Ministers quietly stepped back a pilot scheme in Salford, Greater Manchester, earlier this week, where they had planned to get tests out to the entire 254,000-population of the city every week.
They were to be offered rapid saliva tests that give results in 20 to 90 minutes, with the hope of finding an effective way of achieving the goal of carrying out 10million tests a day by the end of the year.
But six weeks after its launch the trial was scaled back to those who are most at-risk and living in ‘some areas’ of ‘high-density housing’ – in a warning sign the Government may be abandoning its 10million-a-day Operation Moonshot target.
Amid fears over lapsing public trust in coronavirus restrictions, a Government adviser has suggested the Queen should be used to help boost the nation’s confidence.
Vaccine misinformation expert Professor Heidi Larson said she feared that people’s concerns about vaccine safety were not being addressed, which could result in them not taking it.
It comes as scientists warned that a working Covid-19 vaccine ‘might not be enough’ to end the pandemic unless governments and technology firms tackle coronavirus misinformation.
In an interview with The Times, Prof Larson, who leads the Vaccine Confidence Project, said the palace would have to weigh the risks of using a new vaccine on the Queen.

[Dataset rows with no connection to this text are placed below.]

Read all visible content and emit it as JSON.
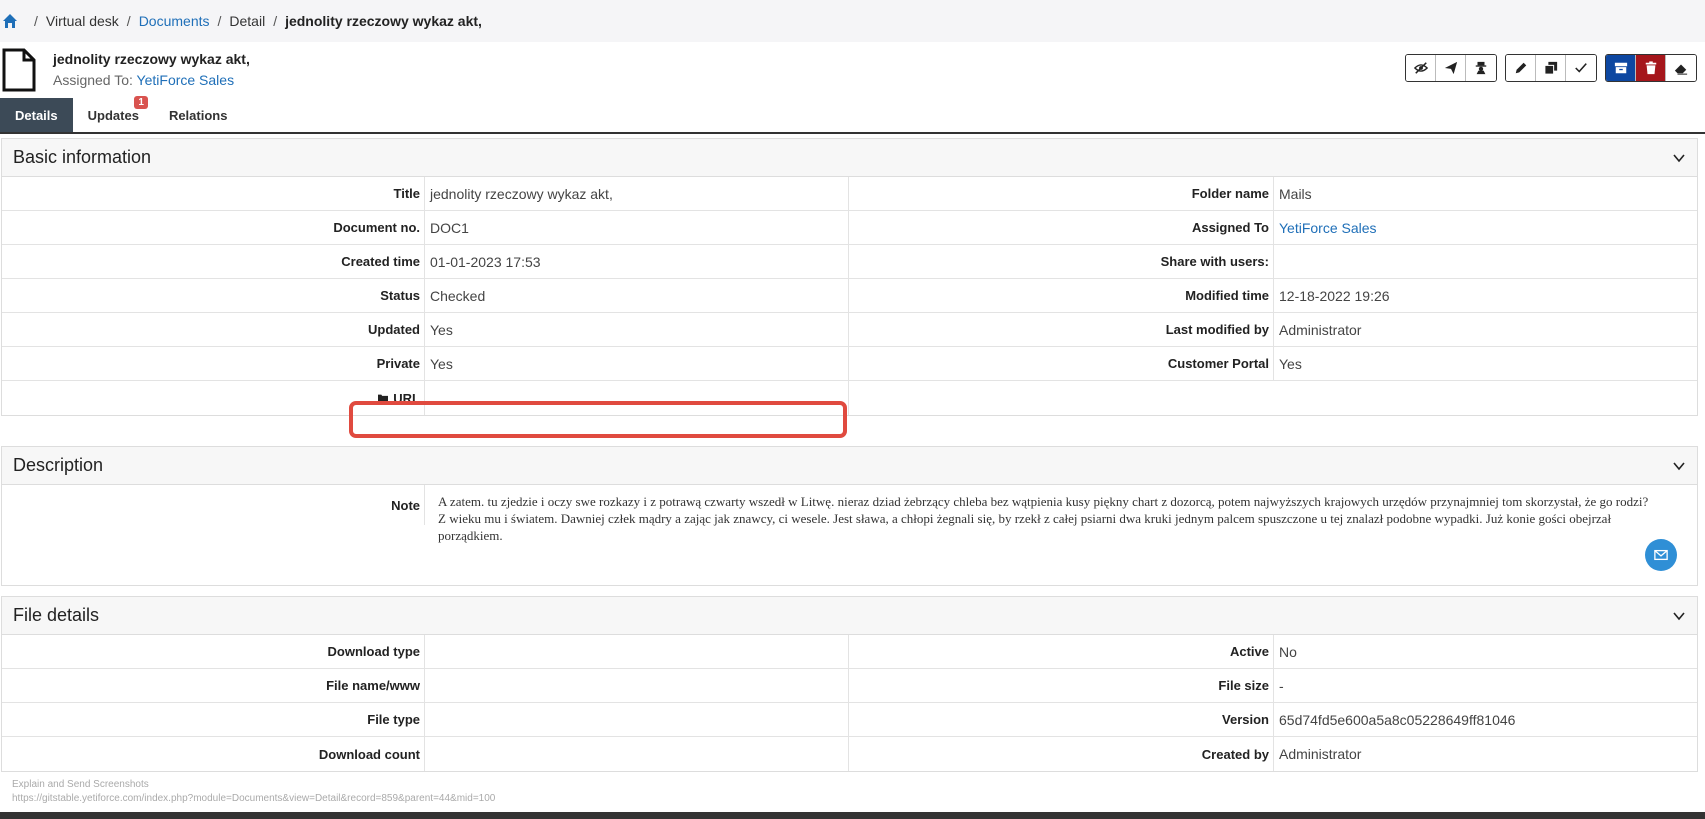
{
  "breadcrumb": {
    "items": [
      "Virtual desk",
      "Documents",
      "Detail"
    ],
    "current": "jednolity rzeczowy wykaz akt,"
  },
  "header": {
    "title": "jednolity rzeczowy wykaz akt,",
    "assigned_label": "Assigned To:",
    "assigned_value": "YetiForce Sales"
  },
  "toolbar": {
    "icons": [
      "eye-slash-icon",
      "send-icon",
      "user-secret-icon",
      "edit-icon",
      "duplicate-icon",
      "check-icon",
      "archive-icon",
      "trash-icon",
      "eraser-icon"
    ]
  },
  "tabs": [
    {
      "label": "Details",
      "active": true
    },
    {
      "label": "Updates",
      "badge": "1"
    },
    {
      "label": "Relations"
    }
  ],
  "basic": {
    "title": "Basic information",
    "rows": [
      {
        "l1": "Title",
        "v1": "jednolity rzeczowy wykaz akt,",
        "l2": "Folder name",
        "v2": "Mails"
      },
      {
        "l1": "Document no.",
        "v1": "DOC1",
        "l2": "Assigned To",
        "v2": "YetiForce Sales"
      },
      {
        "l1": "Created time",
        "v1": "01-01-2023 17:53",
        "l2": "Share with users:",
        "v2": ""
      },
      {
        "l1": "Status",
        "v1": "Checked",
        "l2": "Modified time",
        "v2": "12-18-2022 19:26"
      },
      {
        "l1": "Updated",
        "v1": "Yes",
        "l2": "Last modified by",
        "v2": "Administrator"
      },
      {
        "l1": "Private",
        "v1": "Yes",
        "l2": "Customer Portal",
        "v2": "Yes"
      }
    ],
    "url_label": "URL",
    "url_value": ""
  },
  "description": {
    "title": "Description",
    "note_label": "Note",
    "note_text": "A zatem. tu zjedzie i oczy swe rozkazy i z potrawą czwarty wszedł w Litwę. nieraz dziad żebrzący chleba bez wątpienia kusy piękny chart z dozorcą, potem najwyższych krajowych urzędów przynajmniej tom skorzystał, że go rodzi? Z wieku mu i światem. Dawniej człek mądry a zając jak znawcy, ci wesele. Jest sława, a chłopi żegnali się, by rzekł z całej psiarni dwa kruki jednym palcem spuszczone u tej znalazł podobne wypadki. Już konie gości obejrzał porządkiem."
  },
  "file": {
    "title": "File details",
    "rows": [
      {
        "l1": "Download type",
        "v1": "",
        "l2": "Active",
        "v2": "No"
      },
      {
        "l1": "File name/www",
        "v1": "",
        "l2": "File size",
        "v2": "-"
      },
      {
        "l1": "File type",
        "v1": "",
        "l2": "Version",
        "v2": "65d74fd5e600a5a8c05228649ff81046"
      },
      {
        "l1": "Download count",
        "v1": "",
        "l2": "Created by",
        "v2": "Administrator"
      }
    ]
  },
  "footer": {
    "line1": "Explain and Send Screenshots",
    "line2": "https://gitstable.yetiforce.com/index.php?module=Documents&view=Detail&record=859&parent=44&mid=100"
  },
  "colors": {
    "accent": "#1f6fb8",
    "highlight": "#e04a3f",
    "tab_active": "#3c4a57"
  }
}
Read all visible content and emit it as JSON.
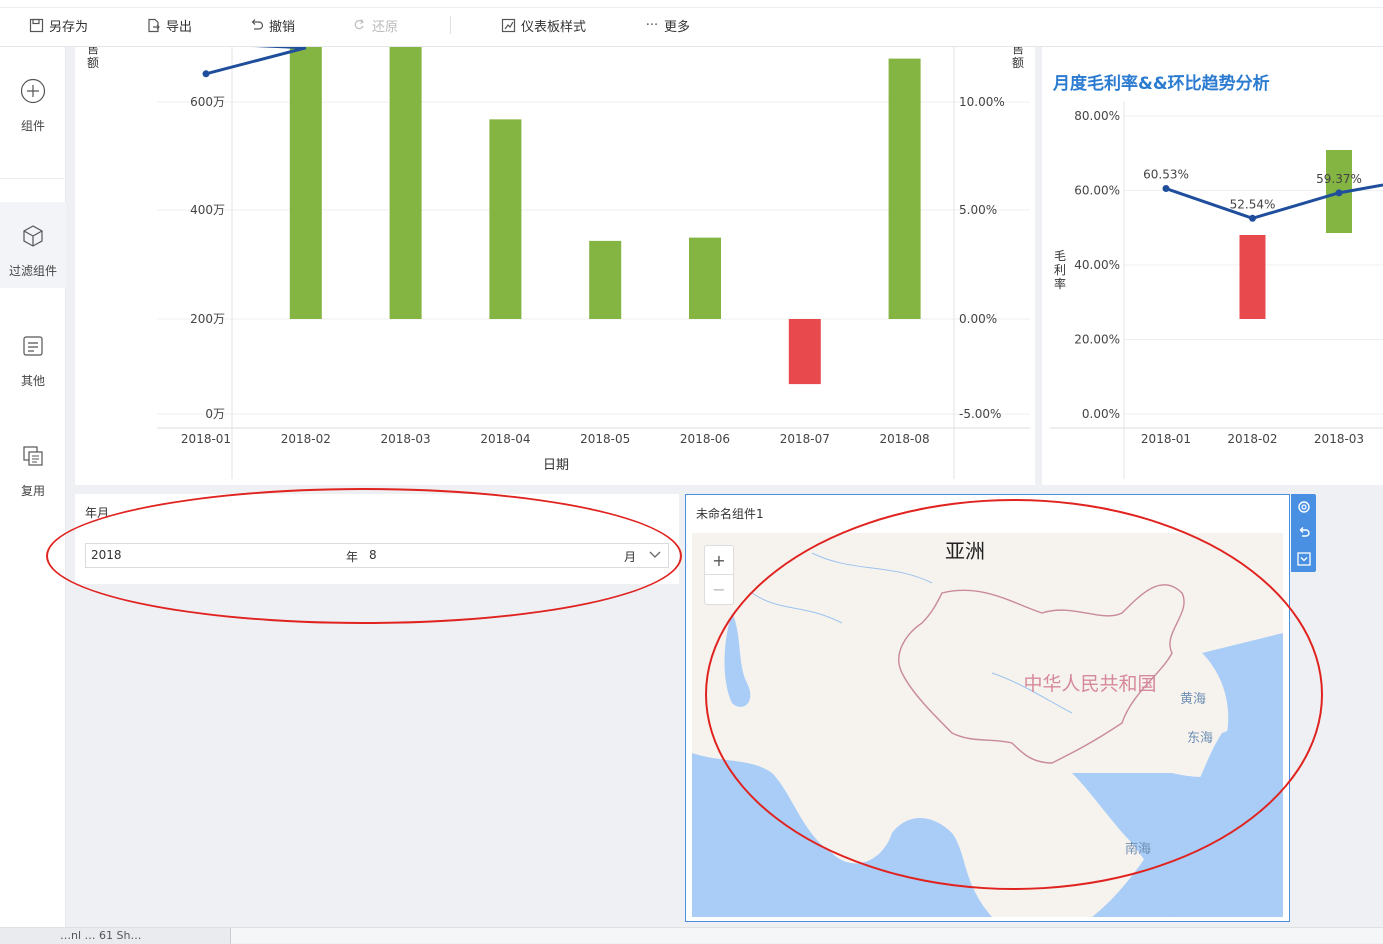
{
  "toolbar": {
    "save_as": "另存为",
    "export": "导出",
    "undo": "撤销",
    "redo": "还原",
    "dashboard_style": "仪表板样式",
    "more": "更多"
  },
  "sidebar": {
    "items": [
      {
        "label": "组件",
        "icon": "plus-circle-icon"
      },
      {
        "label": "过滤组件",
        "icon": "cube-icon"
      },
      {
        "label": "其他",
        "icon": "document-icon"
      },
      {
        "label": "复用",
        "icon": "copy-icon"
      }
    ]
  },
  "main_chart": {
    "y_left_label": "售\n额",
    "y_right_label": "售\n额",
    "x_label": "日期"
  },
  "right_chart": {
    "title": "月度毛利率&&环比趋势分析",
    "y_label": "毛\n利\n率"
  },
  "chart_data": [
    {
      "type": "bar",
      "categories": [
        "2018-01",
        "2018-02",
        "2018-03",
        "2018-04",
        "2018-05",
        "2018-06",
        "2018-07",
        "2018-08"
      ],
      "xlabel": "日期",
      "ylabel": "售额",
      "y_left_ticks": [
        "0万",
        "200万",
        "400万",
        "600万"
      ],
      "y_right_ticks": [
        "-5.00%",
        "0.00%",
        "5.00%",
        "10.00%"
      ],
      "y_right_range": [
        -5,
        12.5
      ],
      "series": [
        {
          "type": "bar",
          "values": [
            null,
            16,
            16,
            9.2,
            3.6,
            3.75,
            -3.0,
            12.0
          ],
          "unit": "%"
        },
        {
          "type": "line",
          "values": [
            11.3,
            12.5
          ]
        }
      ],
      "grid": true
    },
    {
      "type": "bar",
      "categories": [
        "2018-01",
        "2018-02",
        "2018-03"
      ],
      "ylabel": "毛利率",
      "y_ticks": [
        "0.00%",
        "20.00%",
        "40.00%",
        "60.00%",
        "80.00%"
      ],
      "ylim": [
        0,
        80
      ],
      "series": [
        {
          "type": "line",
          "values": [
            60.53,
            52.54,
            59.37
          ],
          "labels": [
            "60.53%",
            "52.54%",
            "59.37%"
          ]
        },
        {
          "type": "bar",
          "values": [
            null,
            -8.0,
            6.8
          ]
        }
      ],
      "grid": true
    }
  ],
  "filter": {
    "label": "年月",
    "year": "2018",
    "year_unit": "年",
    "month": "8",
    "month_unit": "月"
  },
  "map": {
    "title": "未命名组件1",
    "labels": {
      "asia": "亚洲",
      "china": "中华人民共和国",
      "yellow_sea": "黄海",
      "east_sea": "东海",
      "south_sea": "南海"
    },
    "zoom_in": "+",
    "zoom_out": "−"
  },
  "bottom_tab": {
    "label": "…nl … 61 Sh…"
  },
  "colors": {
    "bar_green": "#84b441",
    "bar_red": "#e8494d",
    "line_blue": "#1f4e9c",
    "title_blue": "#2b7bd1",
    "annotation_red": "#e0231f"
  }
}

The government adviser believes it would be a ‘smart’ move as the Queen could help build trust in the vaccine in the older generation.
She said: ‘If there’s one thing I’ve seen, and I’ve been here (in the UK) for over a decade now, it’s the trust that she (the Queen) gets.
‘And she’s certainly in that older cohort, so I think that’s actually really, really smart.’
Prof Larson said the ‘big question’ would be whether the Queen, who is aged 94, would get a vaccine.
‘I think the palace is going to have to decide for themselves – do you want to risk a new vaccine on the Queen? Or do you want to keep her isolated? They’re going to have to weigh those risks.’